PARA ADORAR DURANTE LARGO TIEMPO UN TEOREMA, NO BASTA LA FE, SE NECESITA TAMBIÉN UNA POLICÍA
El año 1789 no afirmaba todavía la divinidad del hombre, sino la del pueblo, en la medida en que su voluntad coincide con la de la naturaleza y la de la razón. Si la voluntad general se expresa libremente, no puede ser más que la expresión universal de la razón. Si el pueblo es libre, es infalible.
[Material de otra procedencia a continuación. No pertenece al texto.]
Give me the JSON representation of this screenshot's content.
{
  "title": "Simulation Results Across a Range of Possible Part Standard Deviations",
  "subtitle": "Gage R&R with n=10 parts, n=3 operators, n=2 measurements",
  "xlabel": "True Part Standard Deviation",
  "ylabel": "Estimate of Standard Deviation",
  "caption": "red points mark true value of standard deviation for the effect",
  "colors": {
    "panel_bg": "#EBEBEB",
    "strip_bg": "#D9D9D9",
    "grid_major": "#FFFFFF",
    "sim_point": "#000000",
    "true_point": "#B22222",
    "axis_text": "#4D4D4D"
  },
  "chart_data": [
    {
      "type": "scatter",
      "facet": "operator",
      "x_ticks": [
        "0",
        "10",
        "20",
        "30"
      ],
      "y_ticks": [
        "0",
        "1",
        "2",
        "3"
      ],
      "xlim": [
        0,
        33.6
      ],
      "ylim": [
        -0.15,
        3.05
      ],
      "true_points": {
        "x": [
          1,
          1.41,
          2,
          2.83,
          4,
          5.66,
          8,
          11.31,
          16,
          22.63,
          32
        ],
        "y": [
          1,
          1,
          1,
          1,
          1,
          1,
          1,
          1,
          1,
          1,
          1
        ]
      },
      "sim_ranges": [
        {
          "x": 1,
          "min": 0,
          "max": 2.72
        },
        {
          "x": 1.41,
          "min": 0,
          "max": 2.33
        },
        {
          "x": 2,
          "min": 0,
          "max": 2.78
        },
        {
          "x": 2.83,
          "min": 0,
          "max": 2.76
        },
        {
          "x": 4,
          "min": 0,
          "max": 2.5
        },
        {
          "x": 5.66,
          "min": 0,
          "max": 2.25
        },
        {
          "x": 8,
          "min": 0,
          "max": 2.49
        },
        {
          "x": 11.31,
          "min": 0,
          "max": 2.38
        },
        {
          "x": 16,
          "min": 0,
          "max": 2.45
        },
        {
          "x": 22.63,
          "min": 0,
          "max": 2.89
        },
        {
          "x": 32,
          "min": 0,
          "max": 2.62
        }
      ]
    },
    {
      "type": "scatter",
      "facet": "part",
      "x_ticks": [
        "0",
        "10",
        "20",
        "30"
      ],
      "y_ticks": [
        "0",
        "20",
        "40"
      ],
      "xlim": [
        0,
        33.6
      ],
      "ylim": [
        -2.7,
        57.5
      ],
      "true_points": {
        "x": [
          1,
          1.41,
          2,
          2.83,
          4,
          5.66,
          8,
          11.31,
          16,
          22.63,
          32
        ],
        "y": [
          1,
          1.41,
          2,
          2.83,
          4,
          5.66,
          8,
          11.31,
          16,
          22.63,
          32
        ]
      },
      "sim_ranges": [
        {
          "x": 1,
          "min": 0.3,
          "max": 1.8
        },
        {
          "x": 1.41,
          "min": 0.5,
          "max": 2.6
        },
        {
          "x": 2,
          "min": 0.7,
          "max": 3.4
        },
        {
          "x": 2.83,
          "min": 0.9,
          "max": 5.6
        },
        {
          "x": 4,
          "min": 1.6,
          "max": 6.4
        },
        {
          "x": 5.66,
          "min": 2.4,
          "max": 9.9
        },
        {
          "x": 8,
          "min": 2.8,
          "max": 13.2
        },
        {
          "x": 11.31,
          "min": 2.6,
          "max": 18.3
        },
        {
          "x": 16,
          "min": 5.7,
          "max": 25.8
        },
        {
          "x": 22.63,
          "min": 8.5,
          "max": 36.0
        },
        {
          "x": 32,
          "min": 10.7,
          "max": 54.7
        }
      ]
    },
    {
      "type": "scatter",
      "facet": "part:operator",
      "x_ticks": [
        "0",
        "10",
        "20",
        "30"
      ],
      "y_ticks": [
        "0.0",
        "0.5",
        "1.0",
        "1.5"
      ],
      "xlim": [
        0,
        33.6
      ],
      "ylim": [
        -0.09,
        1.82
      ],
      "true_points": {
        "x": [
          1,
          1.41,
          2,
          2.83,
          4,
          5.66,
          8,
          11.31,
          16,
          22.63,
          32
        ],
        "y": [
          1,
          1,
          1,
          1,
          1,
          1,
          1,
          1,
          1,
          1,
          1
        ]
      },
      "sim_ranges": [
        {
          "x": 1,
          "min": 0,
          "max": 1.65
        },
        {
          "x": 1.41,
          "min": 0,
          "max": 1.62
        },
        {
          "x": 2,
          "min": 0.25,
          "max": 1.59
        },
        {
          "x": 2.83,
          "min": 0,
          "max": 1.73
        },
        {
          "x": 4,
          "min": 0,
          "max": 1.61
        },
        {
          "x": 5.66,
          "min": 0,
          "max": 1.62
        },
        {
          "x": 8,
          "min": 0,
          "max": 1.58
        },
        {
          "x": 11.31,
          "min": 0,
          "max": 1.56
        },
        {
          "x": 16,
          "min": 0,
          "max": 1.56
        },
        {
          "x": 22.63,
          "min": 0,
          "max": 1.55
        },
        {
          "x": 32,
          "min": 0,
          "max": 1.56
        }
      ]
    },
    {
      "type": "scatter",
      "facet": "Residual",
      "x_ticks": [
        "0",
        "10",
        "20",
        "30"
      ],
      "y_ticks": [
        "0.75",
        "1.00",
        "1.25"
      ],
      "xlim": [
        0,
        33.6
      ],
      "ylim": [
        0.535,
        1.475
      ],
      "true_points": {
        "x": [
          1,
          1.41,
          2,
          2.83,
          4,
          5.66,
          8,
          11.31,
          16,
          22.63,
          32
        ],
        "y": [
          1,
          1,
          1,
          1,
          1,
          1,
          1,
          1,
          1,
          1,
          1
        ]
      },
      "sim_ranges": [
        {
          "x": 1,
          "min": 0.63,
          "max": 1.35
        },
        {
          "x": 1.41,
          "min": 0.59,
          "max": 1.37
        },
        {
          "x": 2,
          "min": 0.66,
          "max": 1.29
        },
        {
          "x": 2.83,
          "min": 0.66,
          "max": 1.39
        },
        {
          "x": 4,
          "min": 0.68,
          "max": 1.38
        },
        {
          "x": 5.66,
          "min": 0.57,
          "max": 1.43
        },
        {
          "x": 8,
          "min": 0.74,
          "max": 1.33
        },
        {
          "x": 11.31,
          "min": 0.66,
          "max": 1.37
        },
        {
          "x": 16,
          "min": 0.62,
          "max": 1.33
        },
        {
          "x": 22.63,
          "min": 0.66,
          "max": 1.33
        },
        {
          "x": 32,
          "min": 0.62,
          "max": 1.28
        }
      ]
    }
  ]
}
Muerto el rey, las cadenas del viejo despotismo sueltas, el pueblo va, pues, a expresar lo que, en todo tiempo y en todo lugar, es, ha sido, y será la verdad. Él es el oráculo al que hay que consultar para saber lo que exige el orden eterno del mundo. Vox populi, vox naturae. Unos principios eternos ordenan nuestra conducta: la Verdad, la Justicia; finalmente, la Razón. Ese es el nuevo dios.
El Ser supremo que cohortes de jóvenes doncellas vienen a adorar festejando la Razón no es más que el antiguo dios, desencarnado, desprendido bruscamente de toda atadura con la tierra y despedido, lo mismo que un globo, al cielo vacío de los grandes principios. Privado de sus representantes, de todo intercesor, el dios de los filósofos y de los abogados no tiene más que el valor de una demostración. En verdad, es muy débil, y se comprende que Rousseau, que predicaba la tolerancia, haya creído, sin embargo, que era preciso condenar a muerte a los ateos. Para adorar durante un largo tiempo un teorema, no basta la fe, se necesita también una policía. Pero eso no debía llegar sino más tarde.
En 1793 la nueva fe todavía está intacta y bastará, si se cree a Saint-Just, con gobernar según la razón. El arte de gobernar, según él, no ha producido más que monstruos porque, hasta él, no se ha querido gobernar según la naturaleza. Se acabó el tiempo de los monstruos con el de la violencia. “El corazón humano marcha de la naturaleza a la violencia, de la violencia a la moral.” La moral no es, pues, más que una naturaleza vuelta a encontrar finalmente después de siglos de enajenación. Que se den únicamente al hombre leyes “según la naturaleza y su corazón”, y dejará de ser desgraciado y corrompido. El sufragio universal, fundamento de las nuevas leyes, debe conducir forzosamente a una moral universal. “Nuestro objetivo es crear un orden de cosas de tal forma que se establezca una ascensión universal hacia el bien.”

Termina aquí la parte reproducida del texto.